There's been quite a bit of talk about the model of a Skool-literate creator finding a mega popular influencer to hook up with.
The idea is that the influencer sends the traffic and the Skooler builds and runs the community.
For a few days now, I'd been wondering what the financial split would be.
50/50?
70/30 in the influencer's favour?
During Friday's launch of The Skool Games for March, Alex Hormozi had some wisdom to impart on this very topic, as if having read my mind.
He said (and I'm paraphrasing) that it's better to give an influencer 90% of the takings if they're good, than give them only 10% if they're not so good.
There's no point being greedy with a small pie, was the fundamental point Alex was making.

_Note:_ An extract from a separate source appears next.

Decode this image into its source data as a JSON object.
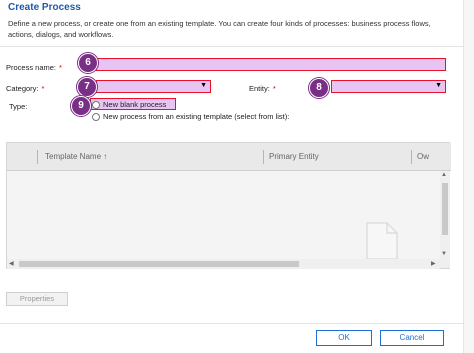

He also added that if the influencer's on a high percentage, they'll be more incentivised to push the community.
Wisdom, for sure!
Am attaching the YouTube archive of the whole launch.
I also liked what Sam Ovens said about almost crowdsourcing a course in your community, even though I don't yet fully understand how that would work.
Although I guess I'm already planning to do something similar, by offering free community review videos to members here, provided they're game for the video to be archived in the Classroom for everyone to watch and potentially learn from.
Let me know if you have a community and would like to take me up on that offer. See the Classroom for more details.
What was the strongest takeaway from the launch for you?
And how do you feel about The Skool Games? To what extent does it drive you to want to start a community, if you haven't already?